„SPD verweigert sich der inhaltlichen Diskussion“

Bürgermeister Zimmermann weist Vorwürfe gegen strategische Ziele zurück

„Die SPD hat an der inhaltlichen Diskussion über die von der Verwaltung vorgelegten drei strategischen Ziele offenbar kein Interesse“, sagte Bürgermeister Daniel Zimmermann heute.

Die von der SPD-Fraktionsvorsitzenden Ursula Schlößer geäußerte Kritik lasse vermuten, dass sie sich mit dem Konzept nicht ernsthaft auseinandergesetzt habe. „Und Frau Schlößers Behauptung, sie sei nicht von Anfang einbezogen gewesen, ist unwahr.

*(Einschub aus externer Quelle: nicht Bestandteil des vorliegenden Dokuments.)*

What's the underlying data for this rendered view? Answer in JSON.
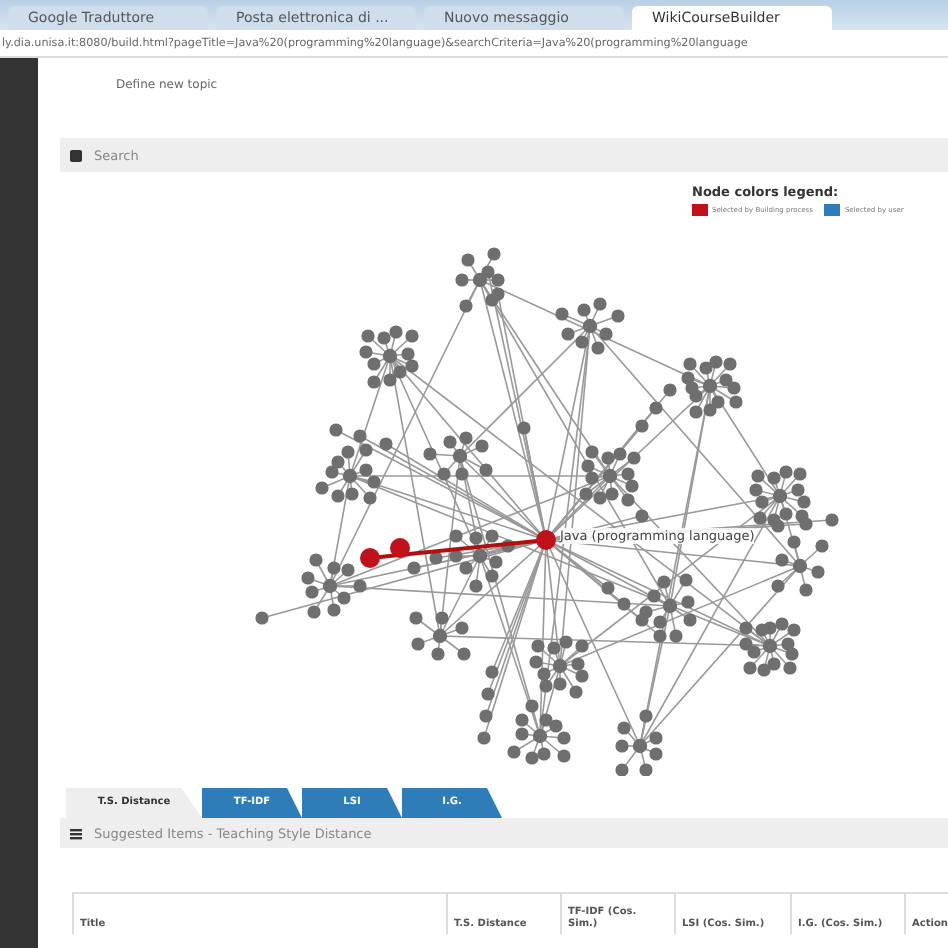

Ich selbst habe ihr das vollständige Konzept noch vor der Vorstellung im Rat ausgehändigt und erläutert“, sagte Zimmermann.

Der Verwaltungschef weiter: „Bei den Haushaltsberatungen hat die SPD der Verwaltung und mir vorgehalten, wir machten keine Vorschläge und hätten keine Ziele. Nun legen wir welche vor, und wieder ist es der SPD nicht recht.“ Es sei nicht seriös, mit Polemik gegen Details das gesamte Strategiepapier in Zweifel zu ziehen. „Es geht doch nicht darum, einen möglichst umfangreichen Katalog von Einzelthemen aufzustellen, sondern Schwerpunkte zu setzen für die nächsten Jahre“, so Zimmermann.

Geradezu grotesk sei die Behauptung der SPD-Fraktionsvorsitzenden, das Strategiepapier ziele auf die „pauschale Ausgrenzung“ der Menschen im Berliner Viertel ab. „Will die SPD etwa keine neuen Perspektiven für das Berliner Viertel? Soll dort alles so bleiben, wie es ist?“, fragte Zimmermann. Der Vorschlag der SPD, das Stadtteil-Management wiederzubeleben, passe sehr gut zum vorgelegten strategischen Ziel. Insofern müsste die SPD es eigentlich voll unterstützen.

„Ich finde es schade, dass die SPD-Fraktion mein Angebot nicht genutzt hat, sich das Strategiepapier durch die Verwaltung ausführlich erläutern zu lassen. Stattdessen demonstriert sie in einer Pressekonferenz ihre Unkenntnis über die intendierten Ziele.“ Zimmermann betonte, er habe sein Angebot, das rund [extern]fünfzigseitige Papier (248 kb) zu erläutern, gegenüber der SPD-Fraktionsvorsitzenden nochmals erneuert. „Nun liegt es an der SPD, zu einer konstruktiven Auseinandersetzung um die strategische Ausrichtung der Stadt zurückzukehren“, so Zimmermann.